Verkehrsminister Hermann: Es gab einige inhaltliche Differenzen, viele Konflikte resultierten auch aus Klischees. Die CDU wollte nicht einfach Grün-Rot fortgesetzt sehen. Dabei haben wir uns auf gute Ziele verständigt, nur die Wortwahl war oft schwierig. So wurde etwa aus der „Pionierregion nachhaltiger Mobilität“ des grün-roten Koalitionsvertrags nun die Bezeichnung „Wegbereiter nachhaltiger Mobilität“. Ein Schlüsselprojekt war für uns, im Stundentakt überall im Land mit öffentlichen Verkehrsmitteln hinzukommen, von 5 bis 24 Uhr – die sogenannte Mobilitätsgarantie. Nun orientieren wir uns an einem „Leitbild eines verlässlichen Mobilitätsangebots“ von „früh morgens bis spät abends“. Die CDU wollte dabei auch die Kommunen nicht übergehen.
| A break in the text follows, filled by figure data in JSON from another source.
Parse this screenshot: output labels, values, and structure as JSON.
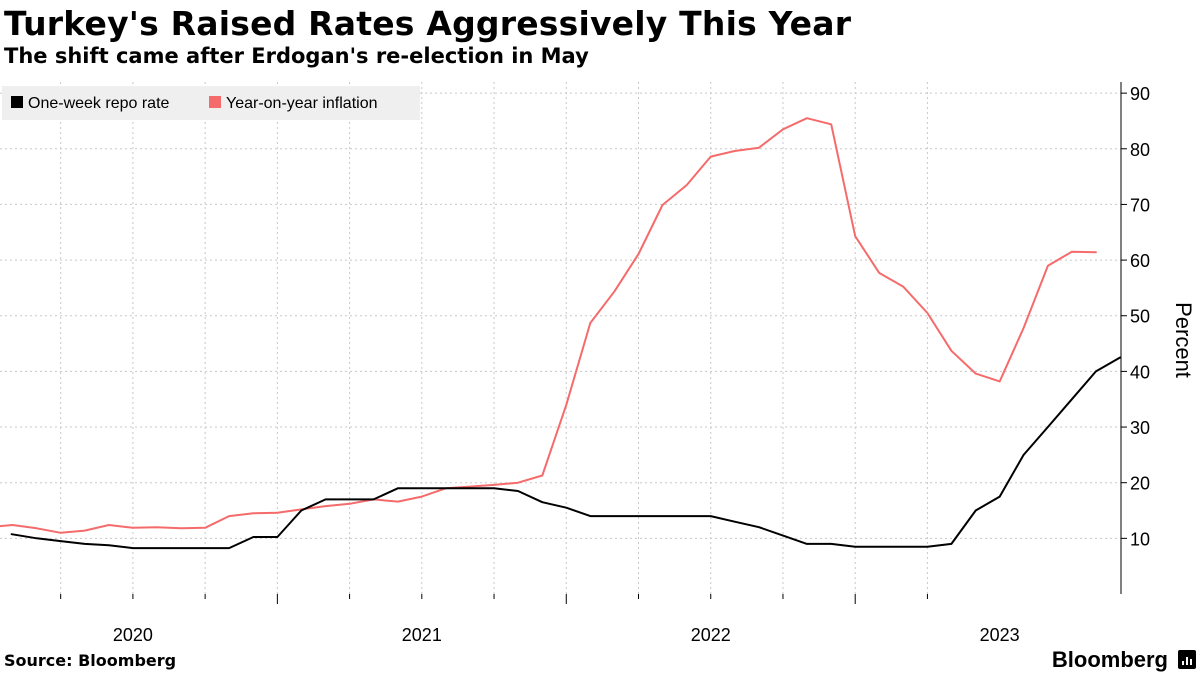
{
  "title": "Turkey's Raised Rates Aggressively This Year",
  "subtitle": "The shift came after Erdogan's re-election in May",
  "source": "Source: Bloomberg",
  "brand": "Bloomberg",
  "brand_icon": "bloomberg-terminal-icon",
  "colors": {
    "repo": "#000000",
    "inflation": "#f56b6b",
    "grid": "#c8c8c8",
    "legend_bg": "#efefef"
  },
  "chart_data": {
    "type": "line",
    "title": "Turkey's Raised Rates Aggressively This Year",
    "ylabel": "Percent",
    "ylim": [
      0,
      92
    ],
    "yticks": [
      10,
      20,
      30,
      40,
      50,
      60,
      70,
      80,
      90
    ],
    "y_axis_side": "right",
    "x_range": [
      2019.54,
      2023.42
    ],
    "xtick_labels": [
      {
        "label": "2020",
        "value": 2020.0
      },
      {
        "label": "2021",
        "value": 2021.0
      },
      {
        "label": "2022",
        "value": 2022.0
      },
      {
        "label": "2023",
        "value": 2023.0
      }
    ],
    "legend_position": "top-left",
    "grid": true,
    "series": [
      {
        "name": "One-week repo rate",
        "color": "#000000",
        "x": [
          2019.58,
          2019.667,
          2019.75,
          2019.833,
          2019.917,
          2020.0,
          2020.083,
          2020.167,
          2020.25,
          2020.333,
          2020.417,
          2020.5,
          2020.583,
          2020.667,
          2020.75,
          2020.833,
          2020.917,
          2021.0,
          2021.083,
          2021.167,
          2021.25,
          2021.333,
          2021.417,
          2021.5,
          2021.583,
          2021.667,
          2021.75,
          2021.833,
          2021.917,
          2022.0,
          2022.083,
          2022.167,
          2022.25,
          2022.333,
          2022.417,
          2022.5,
          2022.583,
          2022.667,
          2022.75,
          2022.833,
          2022.917,
          2023.0,
          2023.083,
          2023.167,
          2023.25,
          2023.333,
          2023.417
        ],
        "values": [
          10.75,
          10.0,
          9.5,
          9.0,
          8.75,
          8.25,
          8.25,
          8.25,
          8.25,
          8.25,
          10.25,
          10.25,
          15.0,
          17.0,
          17.0,
          17.0,
          19.0,
          19.0,
          19.0,
          19.0,
          19.0,
          18.5,
          16.5,
          15.5,
          14.0,
          14.0,
          14.0,
          14.0,
          14.0,
          14.0,
          13.0,
          12.0,
          10.5,
          9.0,
          9.0,
          8.5,
          8.5,
          8.5,
          8.5,
          9.0,
          15.0,
          17.5,
          25.0,
          30.0,
          35.0,
          40.0,
          42.5
        ]
      },
      {
        "name": "Year-on-year inflation",
        "color": "#f56b6b",
        "x": [
          2019.54,
          2019.583,
          2019.667,
          2019.75,
          2019.833,
          2019.917,
          2020.0,
          2020.083,
          2020.167,
          2020.25,
          2020.333,
          2020.417,
          2020.5,
          2020.583,
          2020.667,
          2020.75,
          2020.833,
          2020.917,
          2021.0,
          2021.083,
          2021.167,
          2021.25,
          2021.333,
          2021.417,
          2021.5,
          2021.583,
          2021.667,
          2021.75,
          2021.833,
          2021.917,
          2022.0,
          2022.083,
          2022.167,
          2022.25,
          2022.333,
          2022.417,
          2022.5,
          2022.583,
          2022.667,
          2022.75,
          2022.833,
          2022.917,
          2023.0,
          2023.083,
          2023.167,
          2023.25,
          2023.333
        ],
        "values": [
          12.2,
          12.4,
          11.8,
          11.0,
          11.4,
          12.4,
          11.9,
          12.0,
          11.8,
          11.9,
          14.0,
          14.5,
          14.6,
          15.2,
          15.8,
          16.2,
          17.0,
          16.6,
          17.5,
          19.0,
          19.3,
          19.6,
          20.0,
          21.3,
          34.0,
          48.7,
          54.4,
          61.1,
          69.9,
          73.5,
          78.6,
          79.6,
          80.2,
          83.5,
          85.5,
          84.4,
          64.3,
          57.7,
          55.2,
          50.5,
          43.7,
          39.6,
          38.2,
          47.8,
          59.0,
          61.5,
          61.4
        ]
      }
    ]
  }
}
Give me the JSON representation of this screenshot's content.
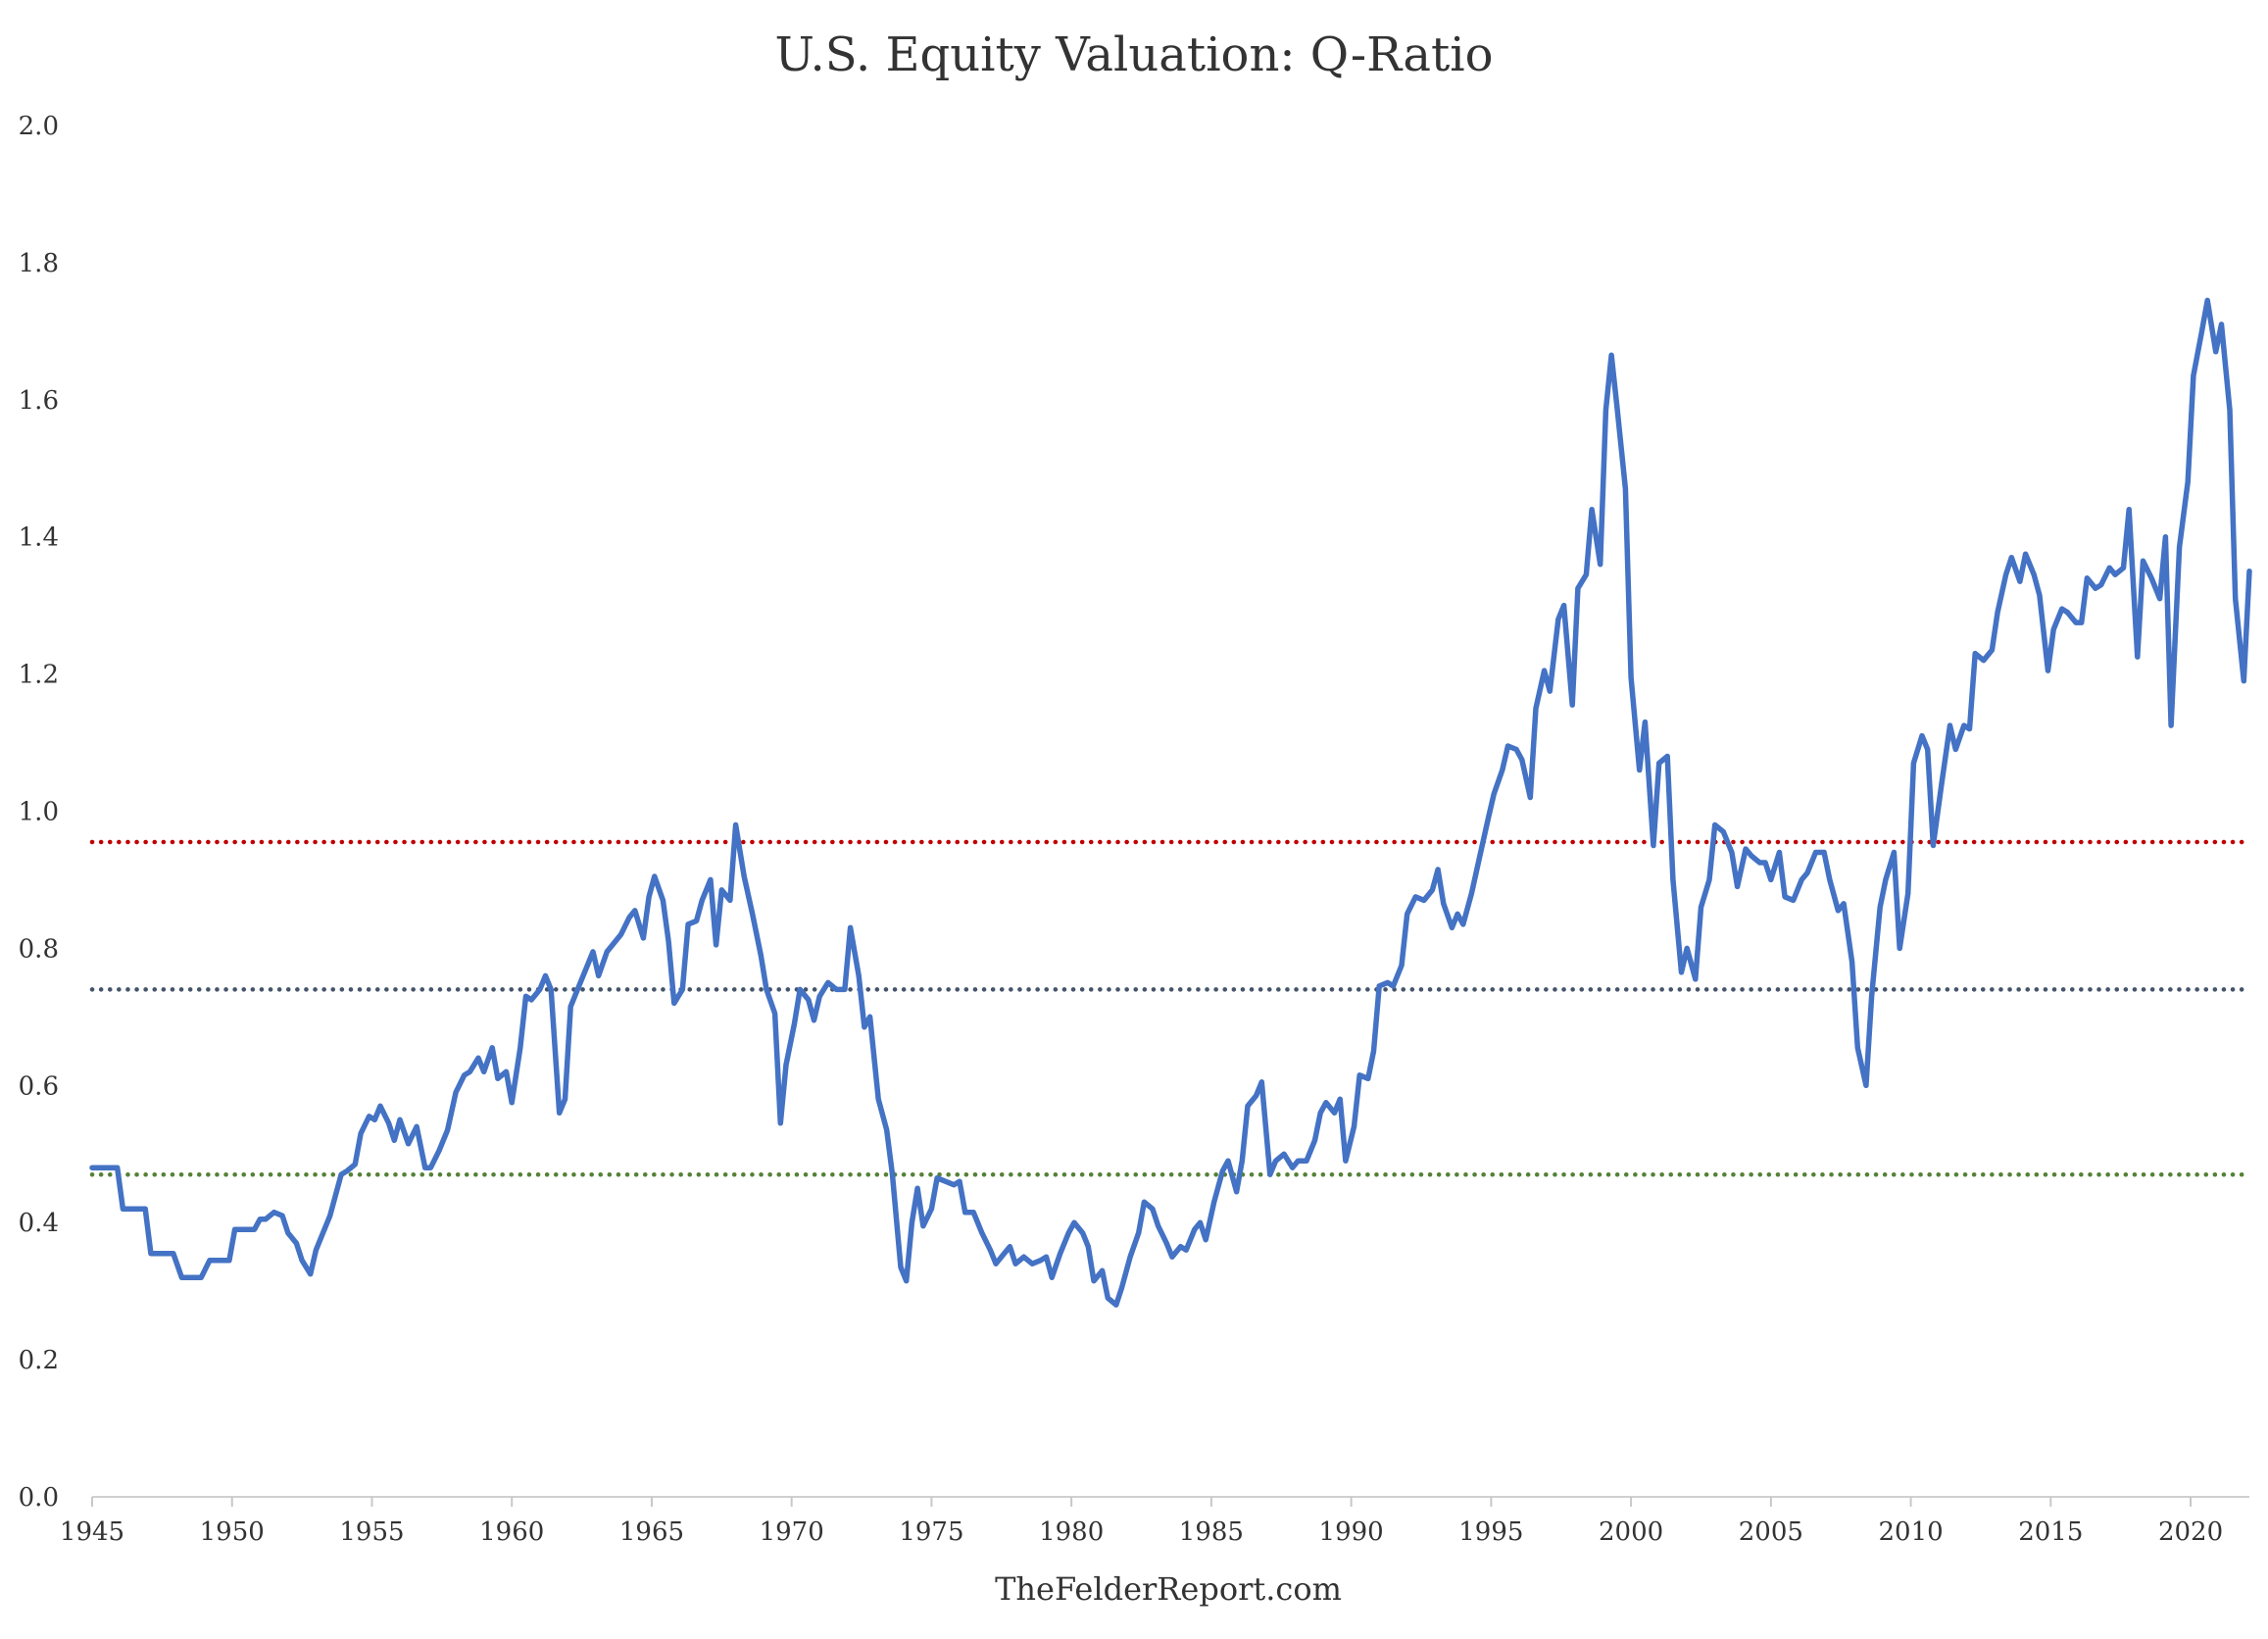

Schwäbische Zeitung: Haben Sie bereits Details beschlossen, die nicht im Koalitionsvertrag zu lesen sind?

Verkehrsminister Hermann: Im Bereich Verkehr gibt es einige eher technische Nebenabsprachen. Das sind aber keine ganz neuen Dinge, es geht um Einzelheiten. Im Koalitionsvertrag steht etwa, dass wir Schülertickets fördern wollen. Die Erläuterung dazu ist nur, dass wir dafür kein zusätzliches Personal einstellen oder ein Programm auflegen wollen. Die obersten Verhandler hatten gesagt: Es kommen keine solchen Details in den Koalitionsvertrag.

Schwäbische Zeitung: Können Sie mit den Ergebnissen leben?

Verkehrsminister Hermann: Die Kompromisse sind nicht schlechter als vor fünf Jahren. Der Schwerpunkt beim Straßenbau bleibt auf Erhaltung und Sanierung. Ich bin zufrieden mit dem Text. Das hätte ich so nicht erwartet.

Schwäbische Zeitung: Wird das grün-schwarze Projekt fünf Jahre gut gehen?

Verkehrsminister Hermann: Ich bin überzeugt, dass diese Koalition nicht nur das Land, sondern auch die Mobilität modernisieren wird. Unser gemeinsames Ziel ist es, Baden-Württemberg vom Autoland zum zukunftsfähigen Mobilitätsland zu entwickeln.